Le dollar américain s’est stabilisé durant la séance européenne de mardi après un lundi baissier, les espoirs d’un arrangement de paix entre les États-Unis et l’Iran ayant été tempérés par la montée des tensions dans le détroit d’Ormuz. L’appétit pour le risque s’était amélioré plus tôt, sur fond d’informations selon lesquelles les parties se rapprochaient d’un accord visant à prolonger un cessez-le-feu de 60 jours, rouvrir pleinement la voie maritime et utiliser la trêve pour négocier les points restants, dont le programme nucléaire iranien ; en fin de séance, la prudence s’est toutefois renforcée après des informations faisant état de frappes américaines contre des sites de lancement de missiles iraniens et des navires poseurs de mines. L’agence iranienne Fars a cité un porte-parole de haut rang des forces armées avertissant que toute nouvelle agression entraînerait une réponse « bien plus sévère » au-delà de la région, tandis que les négociateurs à Doha, avec des médiateurs qataris, s’employaient à finaliser un protocole d’accord (MOU), la formulation relative au nucléaire et les sanctions restant des points de désaccord.

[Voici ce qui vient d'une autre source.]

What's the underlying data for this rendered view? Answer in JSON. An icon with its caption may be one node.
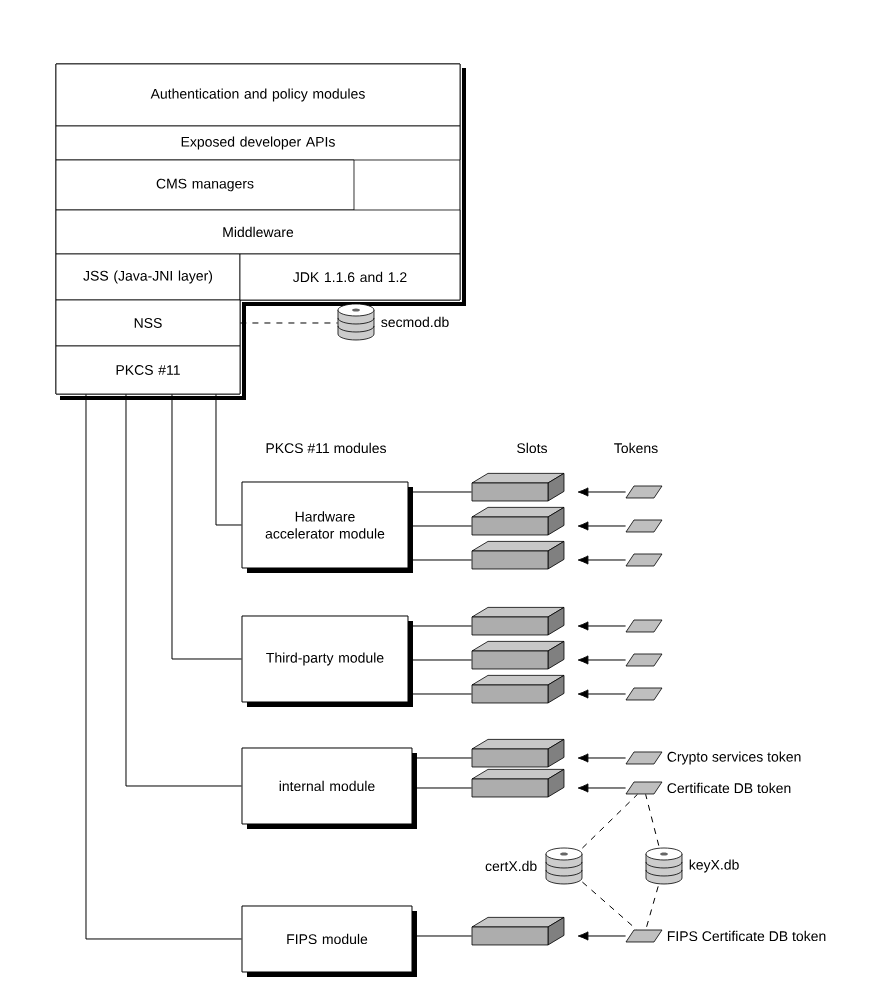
{
  "diagram": {
    "nodes": [
      {
        "text": [
          "Authentication and policy modules"
        ]
      },
      {
        "text": [
          "Exposed developer APIs"
        ]
      },
      {
        "text": [
          "CMS managers"
        ]
      },
      {
        "text": [
          "Middleware"
        ]
      },
      {
        "text": [
          "JSS (Java-JNI layer)"
        ]
      },
      {
        "text": [
          "JDK 1.1.6 and 1.2"
        ]
      },
      {
        "text": [
          "NSS"
        ]
      },
      {
        "text": [
          "PKCS #11"
        ]
      },
      {
        "text": [],
        "shape": "cylinder",
        "beside": [
          "secmod.db"
        ]
      },
      {
        "text": [
          "Hardware accelerator module"
        ]
      },
      {
        "text": [],
        "shape": "box"
      },
      {
        "text": [],
        "shape": "box"
      },
      {
        "text": [],
        "shape": "box"
      },
      {
        "text": [],
        "shape": "card"
      },
      {
        "text": [],
        "shape": "card"
      },
      {
        "text": [],
        "shape": "card"
      },
      {
        "text": [
          "Third-party module"
        ]
      },
      {
        "text": [],
        "shape": "box"
      },
      {
        "text": [],
        "shape": "box"
      },
      {
        "text": [],
        "shape": "box"
      },
      {
        "text": [],
        "shape": "card"
      },
      {
        "text": [],
        "shape": "card"
      },
      {
        "text": [],
        "shape": "card"
      },
      {
        "text": [
          "internal module"
        ]
      },
      {
        "text": [],
        "shape": "box"
      },
      {
        "text": [],
        "shape": "box"
      },
      {
        "text": [],
        "shape": "card",
        "beside": [
          "Crypto services token"
        ]
      },
      {
        "text": [],
        "shape": "card",
        "beside": [
          "Certificate DB token"
        ]
      },
      {
        "text": [],
        "shape": "cylinder",
        "beside": [
          "certX.db"
        ]
      },
      {
        "text": [],
        "shape": "cylinder",
        "beside": [
          "keyX.db"
        ]
      },
      {
        "text": [
          "FIPS module"
        ]
      },
      {
        "text": [],
        "shape": "box"
      },
      {
        "text": [],
        "shape": "card",
        "beside": [
          "FIPS Certificate DB token"
        ]
      }
    ],
    "edges": [
      {
        "from": 6,
        "to": 8,
        "arrow": "none",
        "style": "dashed"
      },
      {
        "from": 7,
        "to": 9,
        "arrow": "none"
      },
      {
        "from": 7,
        "to": 16,
        "arrow": "none"
      },
      {
        "from": 7,
        "to": 23,
        "arrow": "none"
      },
      {
        "from": 7,
        "to": 30,
        "arrow": "none"
      },
      {
        "from": 9,
        "to": 10,
        "arrow": "none"
      },
      {
        "from": 9,
        "to": 11,
        "arrow": "none"
      },
      {
        "from": 9,
        "to": 12,
        "arrow": "none"
      },
      {
        "from": 13,
        "to": 10,
        "arrow": "to"
      },
      {
        "from": 14,
        "to": 11,
        "arrow": "to"
      },
      {
        "from": 15,
        "to": 12,
        "arrow": "to"
      },
      {
        "from": 16,
        "to": 17,
        "arrow": "none"
      },
      {
        "from": 16,
        "to": 18,
        "arrow": "none"
      },
      {
        "from": 16,
        "to": 19,
        "arrow": "none"
      },
      {
        "from": 20,
        "to": 17,
        "arrow": "to"
      },
      {
        "from": 21,
        "to": 18,
        "arrow": "to"
      },
      {
        "from": 22,
        "to": 19,
        "arrow": "to"
      },
      {
        "from": 23,
        "to": 24,
        "arrow": "none"
      },
      {
        "from": 23,
        "to": 25,
        "arrow": "none"
      },
      {
        "from": 26,
        "to": 24,
        "arrow": "to"
      },
      {
        "from": 27,
        "to": 25,
        "arrow": "to"
      },
      {
        "from": 28,
        "to": 27,
        "arrow": "none",
        "style": "dashed"
      },
      {
        "from": 29,
        "to": 27,
        "arrow": "none",
        "style": "dashed"
      },
      {
        "from": 28,
        "to": 32,
        "arrow": "none",
        "style": "dashed"
      },
      {
        "from": 29,
        "to": 32,
        "arrow": "none",
        "style": "dashed"
      },
      {
        "from": 30,
        "to": 31,
        "arrow": "none"
      },
      {
        "from": 32,
        "to": 31,
        "arrow": "to"
      }
    ],
    "labels": [
      "PKCS #11 modules",
      "Slots",
      "Tokens"
    ]
  }
}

Le DXY a conservé de modestes gains au-dessus de 99,00 après une baisse de 0,3 % lundi, tandis que le rendement des Treasuries américains à 10 ans reculait d’environ 1 % vers 4,5 % et que les contrats à terme sur indices américains progressaient de 0,7 % à 0,9 %. L’EUR/USD évoluait juste sous 1,1650, et le GBP/USD cédait 0,2 % vers 1,3480 après avoir dépassé 1,3500, un plus haut de 10 jours. L’USD/JPY s’échangeait autour de 159,00, l’or refluait vers 4 500 $ après avoir gagné plus de 1 %, et le NZD/USD reculait de plus de 0,3 % vers 0,5850 avant une décision de la RBNZ attendue à taux inchangés à 2,25 %.
Risques géopolitiques et réactions des marchés
Nous constatons que le marché est pris entre les espoirs d’un accord de paix États-Unis–Iran et la réalité de nouvelles frappes militaires. Ce va-et-vient engendre une incertitude significative, qui constitue un facteur clé dans la valorisation des produits dérivés. Ces signaux contradictoires suggèrent que le risque lié aux gros titres dictera les mouvements de marché à court terme.
L’impact le plus direct concerne le marché de l’énergie, compte tenu des tensions dans le détroit d’Ormuz. Environ un cinquième de la consommation quotidienne mondiale de pétrole transite par ce détroit, ce qui rend toute perturbation déterminante pour les prix mondiaux. Nous estimons que les opérateurs devraient envisager des options d’achat (calls) de maturité longue sur contrats à terme de pétrole brut afin de se couvrir contre un conflit potentiel susceptible de faire flamber les prix, à l’image des pics observés lors de précédentes flambées de tensions au Moyen-Orient.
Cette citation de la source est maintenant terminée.